We couldn't find tips from anyone who'd done it. But that's not to say that we lacked suggestions that varied from sensible-sounding to crackpot. After an earful of this, we stopped asking friends, well-wishers and random tradesmen. Instead we plunged right in, so to speak. And it all worked. So if you're frowning at your pool and wondering how to turn it into an ornamental garden or grow vegetables, this page may help a bit.

Here's how the pool looked when we started:

original swimming pool

Obviously no progress could be made with the water there. We bought a $50 sump pump and ran it for a day. Our elegant technical set-up:

sump pump draining pool

Next we ripped out the vinyl pool liner. Most of it was rotten and could be torn off by hand. We'd been warned when we bought the house that the liner needed replacing. Did it ever. The bottom of the pool was sand. So we didn't have to break up a concrete shell for good drainage. So far, all good luck.

An angle-grinder wizard cut down the pool fence for us. The cost: $140. The fence bits were thrown into the pool. Which brings us to the next photo, where you can admire the progress. As you can see, the now-exposed metal sides of the pool weren't in reassuring condition. So what? Soon they'd be out of sight.
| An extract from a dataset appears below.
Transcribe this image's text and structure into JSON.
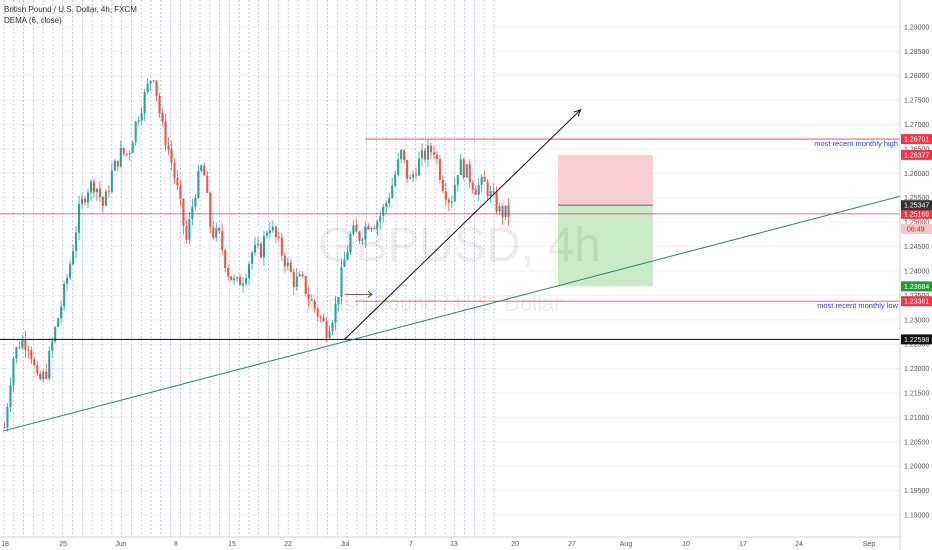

pool no liner with fence in bottom

Now we were ready for the heavy lifting. We asked a local earthworks contractor (Nick Kenworthy from Darlington) to check out the Pit of Doom. He suggested starting with a load or two of clean sand. It would filter down through the metal junk at the bottom.

Here's the first 25-tonne pile of sand. And in case you notice and wonder: we'd heaved some more scrap metal into the pool. It came from a sorry-looking shed that we'd also taken down.
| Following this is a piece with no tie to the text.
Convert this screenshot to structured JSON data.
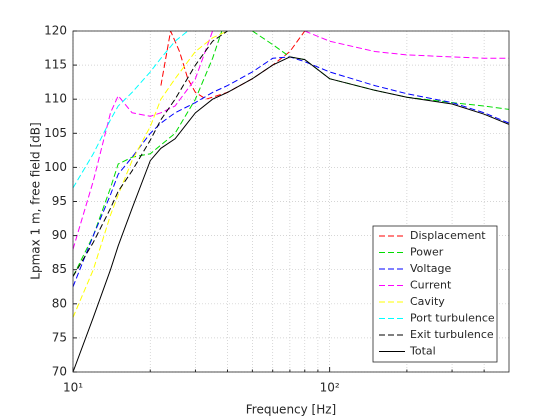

sand dumped into empty swimming pool

Elementary calculations from the volume of the pool convinced us we'd need about 100 tonnes of fill. But instead of rashly assuming things would work out as expected, we started with 75 tonnes. In the next photo there are two loads of sand (50 tonnes) and behind that, Nick is tipping 25 tonnes of builder's fill that he offered us free.
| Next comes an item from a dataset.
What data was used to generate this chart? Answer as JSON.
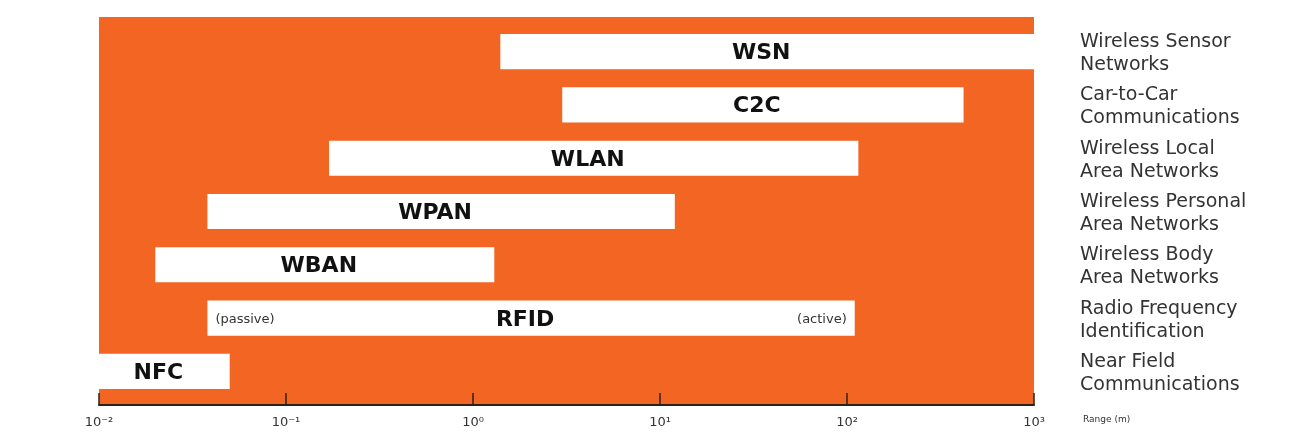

sand and builders fill to go into pool

Here's Nick in his bobcat, shoving in the 75-tonne mixture...

bobcat starting to fill pool

And on the pool deck, tidying up the sides.

bobcat working filling swimming pool 

The 75 tonnes weren't enough, as the next photo makes plain. We weren't surprised. Another 25 tonnes looked about right, which was what we'd calculated at the start.

bobcat in swimming pool filling it in 

Nick tipped in the last 25 tonnes. Another load of builder's fill. It was smoothed out and that was the end of the heavy work. You can see the result in the final photo.

Our next step will be the lighter job of spreading rich earth on top and starting a garden.

The cost, including cutting down the fence, sand, and bobcat time, was $1020. Bear in mind that half of the 100 tonnes of fill was free, because Nick was glad to get rid of it.